Catalin H
Catalin H

Reputation: 215

How to structure an app with many activities?

I am making an application presenting a showroom and at this points I have created way too much classes.

The main view is a GridView containing all the series of cars.(Each GridView Item opens a new class, so there are 9 classes with very similar code)

How can I structure it?

Upvotes: 0

Views: 445

Answers (2)

Neil Townsend
Neil Townsend

Reputation: 6084

To put a bit more flesh on @g00dy, start by creating a class

class BMW {
    // Reference codes for every series
    public final static int SERIES_1 = 0;
    public final static int SERIES_2 = 1;
    // etc
    public final static int NUMBER_SERIES = 9;


    // All the code needed for every car

    // eg.
    public String giveManufacturuer() {
        return "BMW"; // But see @g00dy - use string resources
    }

    public String giveSeries() {
        return XXXXX;  // Depends on which approach you choose, see below
    }

    public String giveModelName() {
        return XXXXX;  // Depends on which approach you choose, see below 
    }
}

You can either load all the variations into this class (add in references codes for every car and set up some tables to make indexing easy).

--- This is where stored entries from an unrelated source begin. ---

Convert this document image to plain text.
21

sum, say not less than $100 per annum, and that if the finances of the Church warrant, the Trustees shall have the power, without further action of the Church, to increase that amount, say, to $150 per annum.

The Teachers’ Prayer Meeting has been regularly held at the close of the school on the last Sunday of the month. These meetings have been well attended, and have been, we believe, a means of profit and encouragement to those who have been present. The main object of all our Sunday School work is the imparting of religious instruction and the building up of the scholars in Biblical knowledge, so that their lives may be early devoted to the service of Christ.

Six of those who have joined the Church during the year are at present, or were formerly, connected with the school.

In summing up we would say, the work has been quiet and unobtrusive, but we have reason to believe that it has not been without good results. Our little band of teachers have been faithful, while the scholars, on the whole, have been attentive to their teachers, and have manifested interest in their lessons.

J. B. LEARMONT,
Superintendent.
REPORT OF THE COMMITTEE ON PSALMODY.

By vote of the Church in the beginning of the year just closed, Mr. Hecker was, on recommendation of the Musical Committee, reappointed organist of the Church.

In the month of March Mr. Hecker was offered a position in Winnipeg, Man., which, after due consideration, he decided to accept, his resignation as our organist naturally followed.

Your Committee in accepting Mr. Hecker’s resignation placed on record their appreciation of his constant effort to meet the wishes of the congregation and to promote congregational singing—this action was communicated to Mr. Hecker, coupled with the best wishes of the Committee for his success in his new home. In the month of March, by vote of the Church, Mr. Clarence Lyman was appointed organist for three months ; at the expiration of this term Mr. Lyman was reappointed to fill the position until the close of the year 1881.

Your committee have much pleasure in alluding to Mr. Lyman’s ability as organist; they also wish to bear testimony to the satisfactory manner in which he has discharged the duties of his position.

Or you could extend the class using inheritance for each class:

class Series1 extends BMW {
    @Override
    public String giveSeries {
        return "Series 1";
    }
}

class Series1M3Door extends Series1 {
    @Override
    public String giveModelName {
        return "3 Door";
    }
}

When you then instantiate the final class it will have all three functions working correctly.

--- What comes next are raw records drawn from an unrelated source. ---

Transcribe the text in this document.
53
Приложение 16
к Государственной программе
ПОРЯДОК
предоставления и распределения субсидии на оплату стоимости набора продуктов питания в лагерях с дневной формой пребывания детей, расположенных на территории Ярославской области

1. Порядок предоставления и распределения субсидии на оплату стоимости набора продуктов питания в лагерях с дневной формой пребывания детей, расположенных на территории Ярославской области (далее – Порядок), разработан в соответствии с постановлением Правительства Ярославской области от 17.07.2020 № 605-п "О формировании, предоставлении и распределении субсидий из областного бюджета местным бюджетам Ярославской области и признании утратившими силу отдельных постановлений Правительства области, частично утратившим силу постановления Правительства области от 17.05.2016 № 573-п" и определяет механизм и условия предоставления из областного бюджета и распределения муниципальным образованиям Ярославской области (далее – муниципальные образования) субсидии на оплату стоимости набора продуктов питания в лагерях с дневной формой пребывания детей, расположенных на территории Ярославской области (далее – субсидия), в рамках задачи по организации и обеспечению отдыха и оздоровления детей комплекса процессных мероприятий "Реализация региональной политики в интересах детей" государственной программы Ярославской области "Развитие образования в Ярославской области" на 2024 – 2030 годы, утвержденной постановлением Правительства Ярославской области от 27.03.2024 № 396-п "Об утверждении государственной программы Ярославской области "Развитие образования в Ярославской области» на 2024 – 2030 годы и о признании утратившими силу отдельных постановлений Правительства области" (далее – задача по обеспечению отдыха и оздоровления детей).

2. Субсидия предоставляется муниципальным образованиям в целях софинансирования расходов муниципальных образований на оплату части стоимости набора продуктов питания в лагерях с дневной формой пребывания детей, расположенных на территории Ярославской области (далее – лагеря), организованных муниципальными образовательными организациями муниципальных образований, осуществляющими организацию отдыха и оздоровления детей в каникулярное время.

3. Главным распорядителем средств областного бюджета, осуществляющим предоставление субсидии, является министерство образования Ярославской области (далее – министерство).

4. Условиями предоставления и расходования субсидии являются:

This approach is neat, but will still give you a lot of classes. I suspect that for what you are doing, some well thought out information tables (accessed by series and model code) may work better inside a hidden class.

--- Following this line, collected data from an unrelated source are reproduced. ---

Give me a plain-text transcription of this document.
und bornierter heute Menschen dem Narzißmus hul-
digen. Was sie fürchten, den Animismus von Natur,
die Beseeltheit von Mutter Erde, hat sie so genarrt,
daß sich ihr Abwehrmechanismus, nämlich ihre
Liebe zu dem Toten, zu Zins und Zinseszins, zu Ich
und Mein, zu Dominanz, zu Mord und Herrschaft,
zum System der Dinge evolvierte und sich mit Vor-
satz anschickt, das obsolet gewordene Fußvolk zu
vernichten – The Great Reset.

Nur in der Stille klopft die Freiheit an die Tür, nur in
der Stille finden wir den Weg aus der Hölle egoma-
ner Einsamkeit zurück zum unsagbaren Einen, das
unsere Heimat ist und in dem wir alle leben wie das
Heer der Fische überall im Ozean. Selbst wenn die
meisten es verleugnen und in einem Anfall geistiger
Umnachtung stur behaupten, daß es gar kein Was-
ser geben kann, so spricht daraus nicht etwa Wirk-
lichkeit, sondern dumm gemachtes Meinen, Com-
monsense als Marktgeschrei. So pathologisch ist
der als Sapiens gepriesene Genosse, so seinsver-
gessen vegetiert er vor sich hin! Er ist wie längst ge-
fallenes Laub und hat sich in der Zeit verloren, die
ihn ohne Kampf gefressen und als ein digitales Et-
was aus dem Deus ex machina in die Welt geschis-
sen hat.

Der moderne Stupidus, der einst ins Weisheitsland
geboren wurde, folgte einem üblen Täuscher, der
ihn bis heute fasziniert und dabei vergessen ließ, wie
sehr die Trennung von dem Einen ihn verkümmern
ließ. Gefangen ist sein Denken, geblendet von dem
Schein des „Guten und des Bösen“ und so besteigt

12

A different, perhaps better approach, might be to structure the code using the information that you are returning as the core classes.

Upvotes: 2

g00dy
g00dy

Reputation: 6778

I do not actually have the time to write all this down, mean a unifying class, but here's hint for you. Use a flag, which will indicate the model of the car (Z4,M6 for example), then use it inside the class to determine the tree on which the code should run. Replace the hardcoded values with string resources (just do it, no other remarks are necessary). When instantiating the class and using it's functions, take into account the flag and put it inside an if() condition or inside a switch. If some models require more code than the others, you can always encapsulate it in the part of the code which is responsible for the model. But avoid nesting too much ifs, because it will get messy, like having 100 classes defined which do 99% the same thing as the others. Always try to re-use your code as much as possible. It will reduce the writing (copy/pasting) repetitive stuff, also the size of the application, the memory it will need etc. Conclusion: try combining the common parts of the classes into one class ( to RULE THEM ALL :-) ) and use flags, to let the program knwo what to do there.